Are we not Ubermen?
by Tom Sullivan
Those using the Gregorian calendar count the years since the birth of Christ as Anno Domini, A.D. Bullshit is probably a lot older. But given that it’s a new millennium, maybe it’s time we started counting the years in A.B. “One of the most salient features of our culture,” as Aaron Hanlon quotes philosopher Harry Frankfurt at Salon, “is that there is so much bullshit.”
Case in point. In its obsession with turning everything on this planet into the Precious (other planets will come later), the Midas cult has turned its sights on sleep because “sleep is the enemy of capital.” Thus, sleep must be abolished. From caffeine-laced Red Bull to topical sprays to marshmallows, “perky jerky,” and military experiments with transcranial direct current stimulation (tDCS), Newsweek looks at how we are waging the war on sleep:
For those looking to sleep less without drugs or military tech, there’s the “Uberman” sleep schedule: 20 minute naps taken every four hours. That’s just two hours of sleep in every 24 hours. Uberman is based on the theory that while humans experience two types of sleep, we only need one of those to stay alive. Rapid eye movement (REM) sleep is the stage in which we dream, and it also has been shown in lab tests to be critical to survival: Rodents deprived of REM sleep die after just five weeks. Then there is non-REM sleep, which itself is broken down into four separate stages. One of those is short wave sleep (or SWS). Scientists aren’t really sure what function SWS serves, and Uberman advocates argue that it may not be critical to survival at all.
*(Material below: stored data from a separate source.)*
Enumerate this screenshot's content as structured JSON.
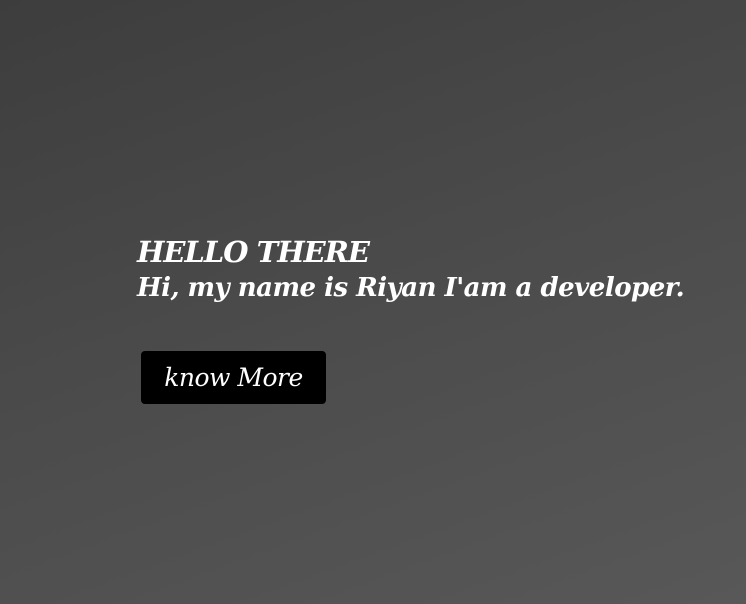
{
  "hero": {
    "greeting": "HELLO THERE",
    "intro": "Hi, my name is Riyan I'am a developer.",
    "cta_label": "know More"
  },
  "colors": {
    "background_top": "#3d3d3d",
    "background_bottom": "#585858",
    "text": "#ffffff",
    "button_bg": "#000000"
  }
}
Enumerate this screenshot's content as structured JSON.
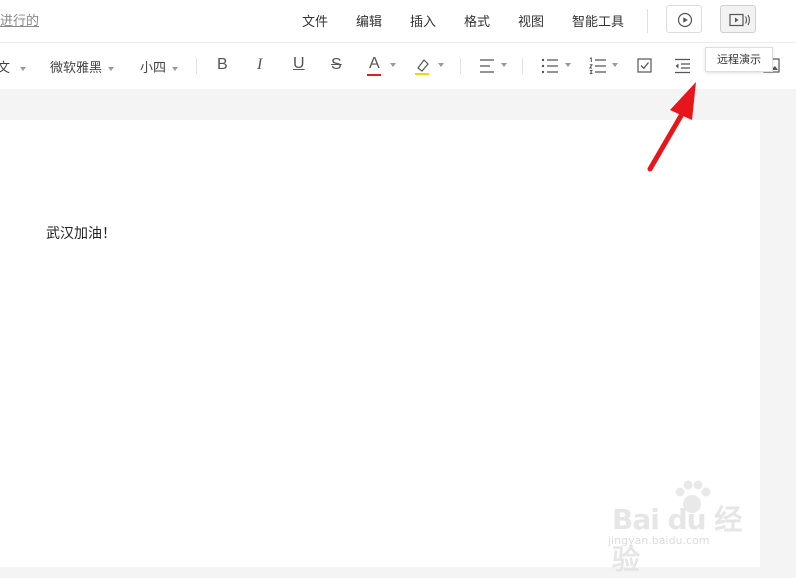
{
  "topbar": {
    "history_link": "进行的",
    "menu": [
      "文件",
      "编辑",
      "插入",
      "格式",
      "视图",
      "智能工具"
    ]
  },
  "tooltip": "远程演示",
  "toolbar": {
    "font_style": "文",
    "font_family": "微软雅黑",
    "font_size": "小四",
    "bold": "B",
    "italic": "I",
    "underline": "U",
    "strike": "S",
    "font_color": "A",
    "font_color_value": "#e02020",
    "highlight_color_value": "#f5d800"
  },
  "document": {
    "text": "武汉加油！"
  },
  "watermark": {
    "logo": "Bai du 经验",
    "url": "jingyan.baidu.com"
  },
  "icons": [
    "play-icon",
    "remote-present-icon",
    "align-icon",
    "bullet-list-icon",
    "numbered-list-icon",
    "checkbox-icon",
    "outdent-icon",
    "image-icon",
    "highlight-icon"
  ],
  "colors": {
    "arrow": "#e8161b",
    "accent_red": "#e02020"
  }
}
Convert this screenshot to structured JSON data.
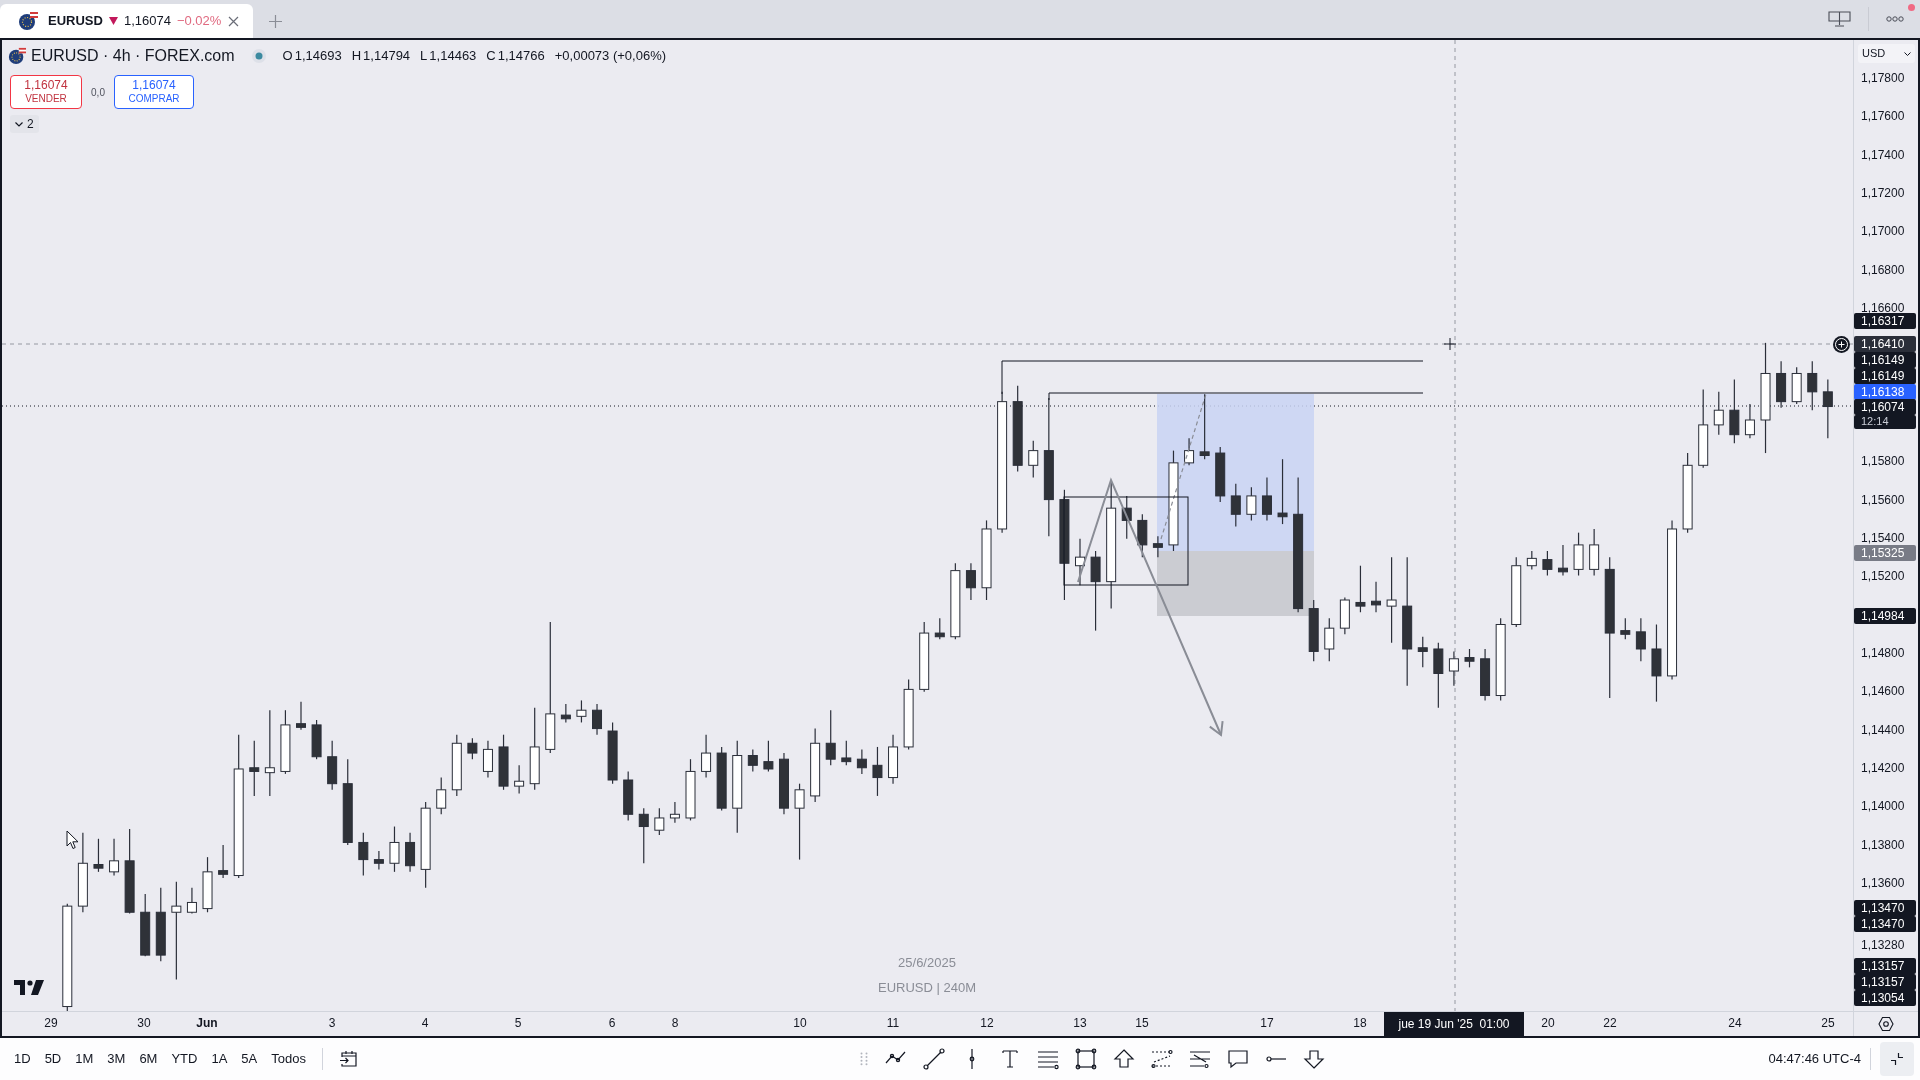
{
  "tab": {
    "symbol": "EURUSD",
    "price": "1,16074",
    "change": "−0.02%",
    "falling": true
  },
  "legend": {
    "title": "EURUSD · 4h · FOREX.com",
    "ohlc": [
      {
        "label": "O",
        "value": "1,14693"
      },
      {
        "label": "H",
        "value": "1,14794"
      },
      {
        "label": "L",
        "value": "1,14463"
      },
      {
        "label": "C",
        "value": "1,14766"
      }
    ],
    "change": "+0,00073 (+0,06%)"
  },
  "trade": {
    "sell": {
      "price": "1,16074",
      "label": "VENDER"
    },
    "spread": "0,0",
    "buy": {
      "price": "1,16074",
      "label": "COMPRAR"
    }
  },
  "indicators_toggle": {
    "count": "2"
  },
  "chart_caption": {
    "date": "25/6/2025",
    "symbol": "EURUSD | 240M"
  },
  "price_axis": {
    "currency": "USD",
    "ticks": [
      "1,17800",
      "1,17600",
      "1,17400",
      "1,17200",
      "1,17000",
      "1,16800",
      "1,16600",
      "1,15800",
      "1,15600",
      "1,15400",
      "1,15200",
      "1,14800",
      "1,14600",
      "1,14400",
      "1,14200",
      "1,14000",
      "1,13800",
      "1,13600"
    ],
    "markers": [
      {
        "kind": "dark",
        "label": "1,16317"
      },
      {
        "kind": "crosshair",
        "label": "1,16410"
      },
      {
        "kind": "dark",
        "label": "1,16149"
      },
      {
        "kind": "dark",
        "label": "1,16149"
      },
      {
        "kind": "blue",
        "label": "1,16138"
      },
      {
        "kind": "dark",
        "label": "1,16074",
        "countdown": "12:14"
      },
      {
        "kind": "gray",
        "label": "1,15325"
      },
      {
        "kind": "dark",
        "label": "1,14984"
      },
      {
        "kind": "dark",
        "label": "1,13470"
      },
      {
        "kind": "dark",
        "label": "1,13470"
      },
      {
        "kind": "plain",
        "label": "1,13280"
      },
      {
        "kind": "dark",
        "label": "1,13157"
      },
      {
        "kind": "dark",
        "label": "1,13157"
      },
      {
        "kind": "dark",
        "label": "1,13054"
      }
    ]
  },
  "time_axis": {
    "labels": [
      {
        "kind": "day",
        "text": "29"
      },
      {
        "kind": "day",
        "text": "30"
      },
      {
        "kind": "month",
        "text": "Jun"
      },
      {
        "kind": "day",
        "text": "3"
      },
      {
        "kind": "day",
        "text": "4"
      },
      {
        "kind": "day",
        "text": "5"
      },
      {
        "kind": "day",
        "text": "6"
      },
      {
        "kind": "day",
        "text": "8"
      },
      {
        "kind": "day",
        "text": "10"
      },
      {
        "kind": "day",
        "text": "11"
      },
      {
        "kind": "day",
        "text": "12"
      },
      {
        "kind": "day",
        "text": "13"
      },
      {
        "kind": "day",
        "text": "15"
      },
      {
        "kind": "day",
        "text": "17"
      },
      {
        "kind": "day",
        "text": "18"
      },
      {
        "kind": "day",
        "text": "20"
      },
      {
        "kind": "day",
        "text": "22"
      },
      {
        "kind": "day",
        "text": "24"
      },
      {
        "kind": "day",
        "text": "25"
      }
    ],
    "crosshair_label": "jue 19 Jun '25  01:00"
  },
  "range_buttons": [
    "1D",
    "5D",
    "1M",
    "3M",
    "6M",
    "YTD",
    "1A",
    "5A",
    "Todos"
  ],
  "clock": "04:47:46 UTC-4"
}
We spend only 20 percent of our sleeping time in REM sleep, and, usually, we need to work our way up to it, going through non-REM sleep first. But according to the Polyphasic Society, a segmented-sleep advocacy group, that’s a waste. They say the Uberman and sleep schedules like it can force the brain to reconfigure its sleep cycle to avoid the non-REM sleep and jump straight into REM, saving a handful of precious, precious hours every day. The disadvantage? Physical stress, even to the point of lifting heavy objects, can cause Uberman sleepers to unexpectedly “black out.”
That’s nice.
In service to the Midas cult, Americans are working over a month more per year than they did in 1970, Newsweek reports, “137 hours longer than the Japanese, 260 hours longer than the British and 446 hours longer than the Germans, according to a report put out by the United Nations’ International Labor Organization.” And looking for ways to work even longer hours with even less sleep. Because, Betsy Isaacson writes, “Sleep is perceived to be the enemy of efficiency…”
And why? Because any human inefficiency, anything not critical to (some humans’) survival, anything that stands in the way of converting every human relationship, every human emotion, every waking hour (or unconscious hour, if that can be arranged) into the Precious must be eradicated.
Can you say pathological? Sure, I knew you could.